An Insider Buy Like No Other (We’ve Seen)

There were a lot of interesting insider buys last week. However, despite a deep field of many to choose from, there was only one choice for this week’s insider buy with purpose article, Block, Inc. (SQ).

Block is Square, Cash App, Spiral, TIDAL, and TBD.

  • Square helps sellers more easily run and grow their businesses with its integrated ecosystem of commerce solutions, business software, and banking services.
  • Cash App is focused on redefining the world’s relationship with money by making it more relatable, instantly available, and universally accessible.
  • Spiral builds and funds free, open-source projects that advance the use of Bitcoin as a tool for economic empowerment.
  • TIDAL is a global platform for musicians and their fans that uses unique content, experiences, and services to bring fans closer to the artists they love and give artists the tools to succeed as entrepreneurs.
  • TBD is building an open developer platform to make it easier to access Bitcoin and other blockchain technologies without having to go through an institution.

You might be familiar with Block’s Chief Executive Officer (CEO) and co-Founder, Jack Dorsey, who also founded and acted as CEO at X, formerly known as Twitter.

Two things elevated SQ’s insider buy above all others.

Since going public on November 19, 2015, there have only been two buys. The initial insider transaction, a purchase of 750,000 shares at the IPO price in November 2015 for $6.75 million, and director Roelof Botha’s buy on 540,646 shares last week at $50.89 per share for a whopping $27.5 million. Insiders did nothing but sell between the barbell buy, unloading an eye-popping $2.38 billion is stock. (1)

We cannot recall anything similar in our years of monitoring and writing about insider buys.

Block’s stock price is well off its all-time high of $289.23 achieved on August 5, 2021. As we type, SQ last traded at $58.19 with a 52-week range of $38.85 to $89.97. Wall Street sees the stock trading higher, to $71.71 as the one-year price target. (2)

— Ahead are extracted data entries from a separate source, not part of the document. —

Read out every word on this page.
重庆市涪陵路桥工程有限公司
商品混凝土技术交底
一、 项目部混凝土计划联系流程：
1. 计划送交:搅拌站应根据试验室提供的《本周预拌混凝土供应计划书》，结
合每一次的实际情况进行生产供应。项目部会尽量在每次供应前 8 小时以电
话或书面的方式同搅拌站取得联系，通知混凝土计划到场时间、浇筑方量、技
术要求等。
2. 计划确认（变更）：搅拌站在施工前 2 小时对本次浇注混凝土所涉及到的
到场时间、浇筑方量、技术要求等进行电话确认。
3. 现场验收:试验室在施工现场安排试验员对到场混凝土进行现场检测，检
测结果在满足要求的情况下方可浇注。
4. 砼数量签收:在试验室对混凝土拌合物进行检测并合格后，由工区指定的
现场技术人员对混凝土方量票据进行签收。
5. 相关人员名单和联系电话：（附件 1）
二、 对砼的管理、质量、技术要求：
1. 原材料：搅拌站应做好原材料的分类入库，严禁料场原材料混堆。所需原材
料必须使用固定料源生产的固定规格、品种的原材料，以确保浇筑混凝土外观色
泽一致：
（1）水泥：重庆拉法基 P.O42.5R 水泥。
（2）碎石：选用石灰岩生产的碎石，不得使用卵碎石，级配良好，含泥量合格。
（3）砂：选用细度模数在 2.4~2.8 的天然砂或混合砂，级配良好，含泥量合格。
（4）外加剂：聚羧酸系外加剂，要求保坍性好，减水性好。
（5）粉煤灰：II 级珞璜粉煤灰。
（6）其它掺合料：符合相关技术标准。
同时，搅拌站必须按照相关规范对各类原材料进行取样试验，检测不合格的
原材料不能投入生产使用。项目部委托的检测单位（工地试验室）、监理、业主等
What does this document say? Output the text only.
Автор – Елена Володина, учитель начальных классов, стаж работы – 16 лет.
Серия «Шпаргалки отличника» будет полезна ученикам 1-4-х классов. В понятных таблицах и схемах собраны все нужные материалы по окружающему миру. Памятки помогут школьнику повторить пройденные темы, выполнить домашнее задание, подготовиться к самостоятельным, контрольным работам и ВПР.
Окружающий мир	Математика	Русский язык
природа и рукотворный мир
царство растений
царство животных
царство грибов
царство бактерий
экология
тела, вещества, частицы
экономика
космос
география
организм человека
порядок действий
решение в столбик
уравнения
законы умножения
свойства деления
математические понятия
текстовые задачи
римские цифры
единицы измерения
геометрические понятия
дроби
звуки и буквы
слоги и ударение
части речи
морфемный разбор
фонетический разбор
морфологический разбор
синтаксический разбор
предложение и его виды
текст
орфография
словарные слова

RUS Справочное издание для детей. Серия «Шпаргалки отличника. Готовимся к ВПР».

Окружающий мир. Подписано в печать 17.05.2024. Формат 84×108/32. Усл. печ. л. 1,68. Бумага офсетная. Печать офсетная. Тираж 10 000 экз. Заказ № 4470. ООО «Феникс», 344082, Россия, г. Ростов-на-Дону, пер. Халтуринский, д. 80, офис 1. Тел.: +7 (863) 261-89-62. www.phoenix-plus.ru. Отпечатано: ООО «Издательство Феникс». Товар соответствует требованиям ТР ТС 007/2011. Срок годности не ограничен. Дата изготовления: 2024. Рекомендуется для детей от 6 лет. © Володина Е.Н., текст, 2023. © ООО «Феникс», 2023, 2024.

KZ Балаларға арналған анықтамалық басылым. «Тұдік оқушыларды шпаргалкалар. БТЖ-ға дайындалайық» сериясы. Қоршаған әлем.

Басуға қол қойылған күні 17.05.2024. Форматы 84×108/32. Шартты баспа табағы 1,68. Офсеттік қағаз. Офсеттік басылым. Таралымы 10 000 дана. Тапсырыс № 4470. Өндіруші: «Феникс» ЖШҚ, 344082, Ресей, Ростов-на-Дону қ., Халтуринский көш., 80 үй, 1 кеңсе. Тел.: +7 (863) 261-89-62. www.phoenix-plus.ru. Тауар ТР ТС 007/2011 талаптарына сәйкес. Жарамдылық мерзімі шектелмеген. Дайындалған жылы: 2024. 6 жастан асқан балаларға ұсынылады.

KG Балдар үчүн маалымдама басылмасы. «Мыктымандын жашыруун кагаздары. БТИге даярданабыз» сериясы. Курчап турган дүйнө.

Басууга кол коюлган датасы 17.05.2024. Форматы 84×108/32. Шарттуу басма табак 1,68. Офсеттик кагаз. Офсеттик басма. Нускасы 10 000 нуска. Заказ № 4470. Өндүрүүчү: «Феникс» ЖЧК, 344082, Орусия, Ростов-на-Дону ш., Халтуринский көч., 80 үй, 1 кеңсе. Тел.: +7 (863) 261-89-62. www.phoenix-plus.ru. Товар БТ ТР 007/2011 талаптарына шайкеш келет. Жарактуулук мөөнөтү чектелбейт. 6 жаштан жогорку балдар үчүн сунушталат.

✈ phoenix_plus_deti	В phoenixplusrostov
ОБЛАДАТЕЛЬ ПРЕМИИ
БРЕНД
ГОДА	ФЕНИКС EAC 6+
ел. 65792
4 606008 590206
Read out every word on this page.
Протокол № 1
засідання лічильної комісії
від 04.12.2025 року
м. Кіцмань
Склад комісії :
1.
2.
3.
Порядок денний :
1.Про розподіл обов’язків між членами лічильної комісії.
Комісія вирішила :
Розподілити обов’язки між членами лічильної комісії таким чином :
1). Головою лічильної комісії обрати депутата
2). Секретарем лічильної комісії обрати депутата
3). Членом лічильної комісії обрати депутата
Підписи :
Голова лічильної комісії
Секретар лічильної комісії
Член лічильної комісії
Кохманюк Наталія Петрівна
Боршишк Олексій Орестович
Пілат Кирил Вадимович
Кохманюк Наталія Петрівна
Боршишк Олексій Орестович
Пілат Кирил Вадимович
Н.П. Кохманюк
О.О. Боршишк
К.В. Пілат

According to Baron FinTech Fund portfolio manager Josh Saltman, Block “Shares fell due to a confluence of factors, including slowing growth, a brief system outage, and the departure of a key executive who ran the Square business segment. Ongoing investor concerns over consumer spending and a recession did not help sentiment. Nevertheless, Block reported strong quarterly results with 27% gross profit growth and adjusted EBITDA more than doubling. We believe Block’s businesses are resilient, and greater management focus on cost discipline should drive further margin expansion. We continue to own the stock due to Block’s long runway for growth, durable competitive advantages, and track record of innovation.” (3)

In the most recent shareholder letter for third quarter results, CEO Dorsey wrote, “we expect our margin profile and free cash flow generation to improve as well, which means we can return more to our shareholders over time. Today, we’re instituting an initial authorization to repurchase $1 billion in shares, which will offset a portion of dilution from share-based compensation. This also allows us to act opportunistically when we believe our company is undervalued.” (4)

Analysts expect Block to earn $3.08 per share (EPS) in 2024 with sales of $24.52 billion. Both the bottom and top lines are forecasted to increase from EPS of $1.94 and revenue of $21.79 billion this year. (5) Buying back a billion dollars in stock could inch SQ’s earnings beyond consensus expectations with less shares outstanding.

Overall: To hit $71.71, Block, Inc. (SQ) would need to trade at 23.28 times 2024 projected earnings (P/E) of $3.08, which is reasonable in our view considering profit is forecasted to increase 58.76 percent. Many believe that a P/E ratio equal to earnings growth is reasonable. To hit Wall Street’s one-year price target would require a P/E ratio that’s less than half projected earnings growth.

SQ could be appropriate for aggressive investors with above-average risk tolerance and a time horizon of at least one year.